The sun was shining on the other side of Lago di Como this morning, as we left for Torino (Turin). The winding road to Como afforded some fabulous views of the lake and the villages scattered around its perimeter, with the snowcapped mountains forming an imposing backdrop.

Meanwhile, Lucas puked over himself in the back of the car and, a couple of minutes later, Sarah vomited into a carrier-bag. Motion pregnancy sickness, I suppose we’ll have to call it, except in Lukie’s case, where it’s probably just motion sickness.

At least when he went to sleep near Como, he stayed asleep until we were on the outskirts of Torino, some 170 km further on.

After checking into our hotel, we enjoyed a late lunch at the Caval d’Brôns and then went walking around the town. Almost immediately, the heavens opened and pretty much stayed that way for the rest of the afternoon and evening.

Turin’s nice, but it would probably reveal more of itself on a dry day. Still, due macchiati taste as good when it’s raining outside as when it’s dry.

Again, we have no plans for tomorrow. We’ll just see what happens.

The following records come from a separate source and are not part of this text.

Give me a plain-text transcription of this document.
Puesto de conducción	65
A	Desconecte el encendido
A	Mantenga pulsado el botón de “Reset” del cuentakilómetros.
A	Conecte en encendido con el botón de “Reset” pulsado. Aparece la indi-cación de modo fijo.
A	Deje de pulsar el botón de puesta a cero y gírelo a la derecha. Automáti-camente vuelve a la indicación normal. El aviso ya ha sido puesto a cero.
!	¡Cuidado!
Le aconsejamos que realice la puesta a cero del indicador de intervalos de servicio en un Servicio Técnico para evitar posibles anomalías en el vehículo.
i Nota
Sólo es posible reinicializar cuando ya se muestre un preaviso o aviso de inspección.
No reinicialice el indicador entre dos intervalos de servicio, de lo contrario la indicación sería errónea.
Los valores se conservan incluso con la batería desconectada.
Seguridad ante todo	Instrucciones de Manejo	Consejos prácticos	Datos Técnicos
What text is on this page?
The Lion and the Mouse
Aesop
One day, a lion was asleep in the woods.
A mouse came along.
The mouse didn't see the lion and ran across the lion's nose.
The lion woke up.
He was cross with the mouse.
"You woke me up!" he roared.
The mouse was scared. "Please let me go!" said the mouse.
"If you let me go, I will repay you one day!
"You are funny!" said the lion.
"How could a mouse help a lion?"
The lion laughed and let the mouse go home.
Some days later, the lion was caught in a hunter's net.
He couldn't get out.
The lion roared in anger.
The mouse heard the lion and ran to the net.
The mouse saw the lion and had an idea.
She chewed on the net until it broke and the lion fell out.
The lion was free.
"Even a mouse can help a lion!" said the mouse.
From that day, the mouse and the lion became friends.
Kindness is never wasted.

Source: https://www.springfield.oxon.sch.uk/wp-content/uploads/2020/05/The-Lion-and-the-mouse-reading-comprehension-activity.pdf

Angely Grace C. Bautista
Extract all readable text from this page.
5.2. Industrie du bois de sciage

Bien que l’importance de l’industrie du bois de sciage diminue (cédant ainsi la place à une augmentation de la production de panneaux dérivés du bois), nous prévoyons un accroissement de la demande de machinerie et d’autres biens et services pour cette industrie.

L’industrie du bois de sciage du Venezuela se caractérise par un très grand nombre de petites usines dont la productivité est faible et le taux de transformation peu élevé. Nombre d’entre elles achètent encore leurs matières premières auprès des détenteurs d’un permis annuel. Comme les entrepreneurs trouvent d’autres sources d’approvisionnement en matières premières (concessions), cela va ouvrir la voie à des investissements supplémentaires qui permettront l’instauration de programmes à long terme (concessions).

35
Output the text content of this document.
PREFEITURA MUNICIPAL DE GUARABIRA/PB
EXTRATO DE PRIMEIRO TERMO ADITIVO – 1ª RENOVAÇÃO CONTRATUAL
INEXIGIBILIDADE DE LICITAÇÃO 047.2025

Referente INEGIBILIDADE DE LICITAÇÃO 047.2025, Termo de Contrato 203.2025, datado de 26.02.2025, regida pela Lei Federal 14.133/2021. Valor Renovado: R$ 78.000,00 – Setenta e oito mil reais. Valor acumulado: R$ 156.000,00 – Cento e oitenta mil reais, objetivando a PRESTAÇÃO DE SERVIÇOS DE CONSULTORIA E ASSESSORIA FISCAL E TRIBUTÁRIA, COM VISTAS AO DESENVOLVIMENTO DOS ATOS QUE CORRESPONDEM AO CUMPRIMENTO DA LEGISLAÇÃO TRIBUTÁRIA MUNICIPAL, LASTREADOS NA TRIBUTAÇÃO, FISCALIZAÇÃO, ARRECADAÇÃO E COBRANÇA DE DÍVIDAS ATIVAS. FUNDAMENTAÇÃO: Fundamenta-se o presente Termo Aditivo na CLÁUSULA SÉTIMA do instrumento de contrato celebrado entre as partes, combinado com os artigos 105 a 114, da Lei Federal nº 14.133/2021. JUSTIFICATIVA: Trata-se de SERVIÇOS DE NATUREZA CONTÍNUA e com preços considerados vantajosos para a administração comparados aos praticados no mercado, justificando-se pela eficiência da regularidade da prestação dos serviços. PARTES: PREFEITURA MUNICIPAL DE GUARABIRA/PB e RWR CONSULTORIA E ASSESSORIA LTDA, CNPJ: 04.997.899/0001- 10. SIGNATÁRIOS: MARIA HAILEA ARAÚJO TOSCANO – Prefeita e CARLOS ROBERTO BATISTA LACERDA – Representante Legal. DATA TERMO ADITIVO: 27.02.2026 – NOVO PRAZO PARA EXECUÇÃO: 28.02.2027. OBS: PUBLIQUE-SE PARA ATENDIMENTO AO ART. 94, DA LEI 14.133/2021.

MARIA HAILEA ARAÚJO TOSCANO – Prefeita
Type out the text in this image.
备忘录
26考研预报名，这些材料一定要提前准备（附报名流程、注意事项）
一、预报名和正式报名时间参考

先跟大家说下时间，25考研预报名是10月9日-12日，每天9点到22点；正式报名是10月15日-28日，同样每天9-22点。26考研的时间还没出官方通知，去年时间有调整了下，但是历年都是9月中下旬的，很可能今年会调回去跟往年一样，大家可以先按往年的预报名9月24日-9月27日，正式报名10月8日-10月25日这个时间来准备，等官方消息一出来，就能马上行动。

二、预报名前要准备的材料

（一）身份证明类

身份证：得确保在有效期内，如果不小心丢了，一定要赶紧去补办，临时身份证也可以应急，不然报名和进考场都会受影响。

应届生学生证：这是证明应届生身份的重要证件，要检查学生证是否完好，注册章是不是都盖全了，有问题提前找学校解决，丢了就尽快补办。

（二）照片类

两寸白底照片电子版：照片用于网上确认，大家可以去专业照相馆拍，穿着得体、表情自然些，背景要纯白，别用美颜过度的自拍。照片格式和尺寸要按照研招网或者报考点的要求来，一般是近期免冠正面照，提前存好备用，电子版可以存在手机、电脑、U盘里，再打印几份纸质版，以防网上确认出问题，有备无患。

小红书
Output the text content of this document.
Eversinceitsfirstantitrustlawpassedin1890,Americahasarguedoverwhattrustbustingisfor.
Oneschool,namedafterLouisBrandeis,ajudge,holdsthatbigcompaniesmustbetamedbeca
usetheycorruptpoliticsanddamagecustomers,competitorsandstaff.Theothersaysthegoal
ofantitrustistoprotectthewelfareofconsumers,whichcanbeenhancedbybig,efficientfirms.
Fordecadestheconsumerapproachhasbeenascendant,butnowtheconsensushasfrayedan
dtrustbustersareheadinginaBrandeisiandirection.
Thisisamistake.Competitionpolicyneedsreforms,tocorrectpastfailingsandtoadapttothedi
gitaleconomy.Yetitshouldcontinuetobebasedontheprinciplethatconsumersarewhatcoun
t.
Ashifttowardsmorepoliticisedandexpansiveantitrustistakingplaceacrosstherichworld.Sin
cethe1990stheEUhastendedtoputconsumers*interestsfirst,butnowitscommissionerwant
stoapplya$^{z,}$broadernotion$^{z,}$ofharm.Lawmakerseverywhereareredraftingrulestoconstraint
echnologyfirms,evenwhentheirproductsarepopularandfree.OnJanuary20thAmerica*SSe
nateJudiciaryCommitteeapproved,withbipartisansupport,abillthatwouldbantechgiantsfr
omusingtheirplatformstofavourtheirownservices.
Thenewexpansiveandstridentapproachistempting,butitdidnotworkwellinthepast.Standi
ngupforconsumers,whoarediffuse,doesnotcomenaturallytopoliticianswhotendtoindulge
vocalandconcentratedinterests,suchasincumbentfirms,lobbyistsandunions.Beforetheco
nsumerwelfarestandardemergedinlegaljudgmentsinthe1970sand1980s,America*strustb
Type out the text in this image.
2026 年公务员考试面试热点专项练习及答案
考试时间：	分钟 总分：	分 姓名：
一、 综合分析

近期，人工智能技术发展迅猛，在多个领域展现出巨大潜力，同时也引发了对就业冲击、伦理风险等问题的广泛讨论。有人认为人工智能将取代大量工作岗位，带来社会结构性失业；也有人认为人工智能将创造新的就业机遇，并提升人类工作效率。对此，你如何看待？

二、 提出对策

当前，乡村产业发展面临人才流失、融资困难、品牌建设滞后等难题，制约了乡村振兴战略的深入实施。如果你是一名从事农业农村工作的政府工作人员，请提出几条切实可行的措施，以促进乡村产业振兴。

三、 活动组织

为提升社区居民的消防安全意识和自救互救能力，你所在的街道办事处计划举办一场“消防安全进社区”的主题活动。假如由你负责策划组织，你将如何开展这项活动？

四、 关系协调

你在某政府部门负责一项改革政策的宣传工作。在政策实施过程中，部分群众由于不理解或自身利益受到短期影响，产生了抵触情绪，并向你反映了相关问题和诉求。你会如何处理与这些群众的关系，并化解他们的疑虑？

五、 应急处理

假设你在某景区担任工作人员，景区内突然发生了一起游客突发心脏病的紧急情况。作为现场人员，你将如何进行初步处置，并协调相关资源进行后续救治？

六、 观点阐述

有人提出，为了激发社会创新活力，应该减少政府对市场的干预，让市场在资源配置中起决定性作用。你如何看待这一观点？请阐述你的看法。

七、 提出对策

There’s a famous shroud here, by the way. You may have heard of it. Basically, people flock to see the dirty laundry of some geezer who died a long time ago and then exuded bodily fluids into the sheet that covered him, staining it indelibly. People have got it into their heads that this shroud was covering the body of none other than Jesus Christ, which, in their eyes, makes this the most important piece of dirty laundry in the world. “Well, I never,” I hear you say.